Thursday, October 14, 2010

Is Amazon Mechanical Turk Moral?


Making money online with Amazon Mechanical Turk (Mturtk) is the hard road to take. If you’ve read some of my posts, then you definitely caught some of my ambivalence about Mturk.

In some ways I see Mturk as being a modern version of the sweatshop. Instead of a thousand workers being housed under one hot, steamy roof with tyrannical pit bosses with a whips walking up and down the aisles ready to “incentivize” the less productive, you have lots of workers all over the world in their own private sweatshops -- sans pit bosses.

In an earlier post, I told you the results of a survey conducted with Mturk workers. One of the questions in that survey is really the best framing device for answering the question as to whether Mturk is moral or not.

The question asked:
Is the money you make on Amazon Mechanical Turk your primary source of income?

Only 12% of the U.S. respondents answered yes to this question. Workers from India responded with 28% affirmative.

So, in the U.S. no one is really making you work for Mturk.
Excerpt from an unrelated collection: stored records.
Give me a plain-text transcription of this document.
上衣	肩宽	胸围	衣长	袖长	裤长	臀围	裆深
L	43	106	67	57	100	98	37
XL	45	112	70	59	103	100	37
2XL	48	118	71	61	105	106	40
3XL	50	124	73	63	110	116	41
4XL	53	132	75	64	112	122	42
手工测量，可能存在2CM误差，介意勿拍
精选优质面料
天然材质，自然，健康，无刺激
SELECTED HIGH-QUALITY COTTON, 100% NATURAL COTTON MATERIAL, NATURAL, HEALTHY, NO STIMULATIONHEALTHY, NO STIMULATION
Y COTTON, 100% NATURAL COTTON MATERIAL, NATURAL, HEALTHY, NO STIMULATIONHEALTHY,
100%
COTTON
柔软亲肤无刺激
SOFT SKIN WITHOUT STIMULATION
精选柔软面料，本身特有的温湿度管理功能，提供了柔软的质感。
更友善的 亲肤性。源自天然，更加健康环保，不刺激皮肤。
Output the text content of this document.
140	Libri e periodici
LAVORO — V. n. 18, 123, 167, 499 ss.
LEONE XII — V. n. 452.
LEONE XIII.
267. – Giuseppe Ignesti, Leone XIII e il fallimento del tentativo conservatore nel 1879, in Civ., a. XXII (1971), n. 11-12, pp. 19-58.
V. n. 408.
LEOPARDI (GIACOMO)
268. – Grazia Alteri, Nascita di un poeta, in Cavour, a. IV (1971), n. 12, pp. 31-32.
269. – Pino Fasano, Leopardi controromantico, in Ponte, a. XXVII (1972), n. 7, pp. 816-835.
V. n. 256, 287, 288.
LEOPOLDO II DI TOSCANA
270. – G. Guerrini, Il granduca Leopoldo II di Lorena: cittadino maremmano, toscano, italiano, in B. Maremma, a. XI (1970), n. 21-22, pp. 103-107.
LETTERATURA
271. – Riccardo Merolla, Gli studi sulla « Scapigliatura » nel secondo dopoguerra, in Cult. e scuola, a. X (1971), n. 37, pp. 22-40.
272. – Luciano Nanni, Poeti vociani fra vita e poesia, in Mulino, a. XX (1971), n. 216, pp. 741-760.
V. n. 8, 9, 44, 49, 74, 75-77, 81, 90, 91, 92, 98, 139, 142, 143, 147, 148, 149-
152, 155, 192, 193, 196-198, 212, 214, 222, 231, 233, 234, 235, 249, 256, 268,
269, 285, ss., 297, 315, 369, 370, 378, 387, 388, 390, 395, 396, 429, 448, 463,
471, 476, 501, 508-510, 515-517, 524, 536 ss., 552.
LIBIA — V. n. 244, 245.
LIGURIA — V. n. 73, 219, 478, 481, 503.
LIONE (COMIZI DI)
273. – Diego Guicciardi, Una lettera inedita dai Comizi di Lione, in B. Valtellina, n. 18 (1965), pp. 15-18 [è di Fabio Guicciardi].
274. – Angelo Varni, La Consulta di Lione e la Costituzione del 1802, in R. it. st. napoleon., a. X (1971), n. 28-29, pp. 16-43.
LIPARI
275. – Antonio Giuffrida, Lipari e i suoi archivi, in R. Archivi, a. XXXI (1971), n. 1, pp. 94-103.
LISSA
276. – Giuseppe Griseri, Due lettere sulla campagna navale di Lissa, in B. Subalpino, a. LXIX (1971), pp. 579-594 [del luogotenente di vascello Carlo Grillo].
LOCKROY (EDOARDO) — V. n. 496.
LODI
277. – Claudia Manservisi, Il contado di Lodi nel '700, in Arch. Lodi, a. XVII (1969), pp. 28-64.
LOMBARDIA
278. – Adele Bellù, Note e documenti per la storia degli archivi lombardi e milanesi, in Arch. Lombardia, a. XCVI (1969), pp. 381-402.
But does that justify the shamefully low wages offered by requesters on Mturk? Because no one makes anyone work on the HITs, it’s okay to pay a someone a sub-standard pay for work? The bottom line: Is it okay to exploit people that allow themselves to be exploited?

Certainly the vast majority of workers on Mturk could walk away from Mturk and find a way to earn similar or better wages. This does seem to true. Sure, just about anyone who works on Mturk could go out and find job, but in this economy, some people need the money they get on Mturk to make ends meet and jobs aren’t the most plentiful things out there.

In the free market world of capitalism, anything goes I guess. Freedom means the freedom to be exploited or starve. It’s all about about choices. Some choices just aren’t as enjoyable as others.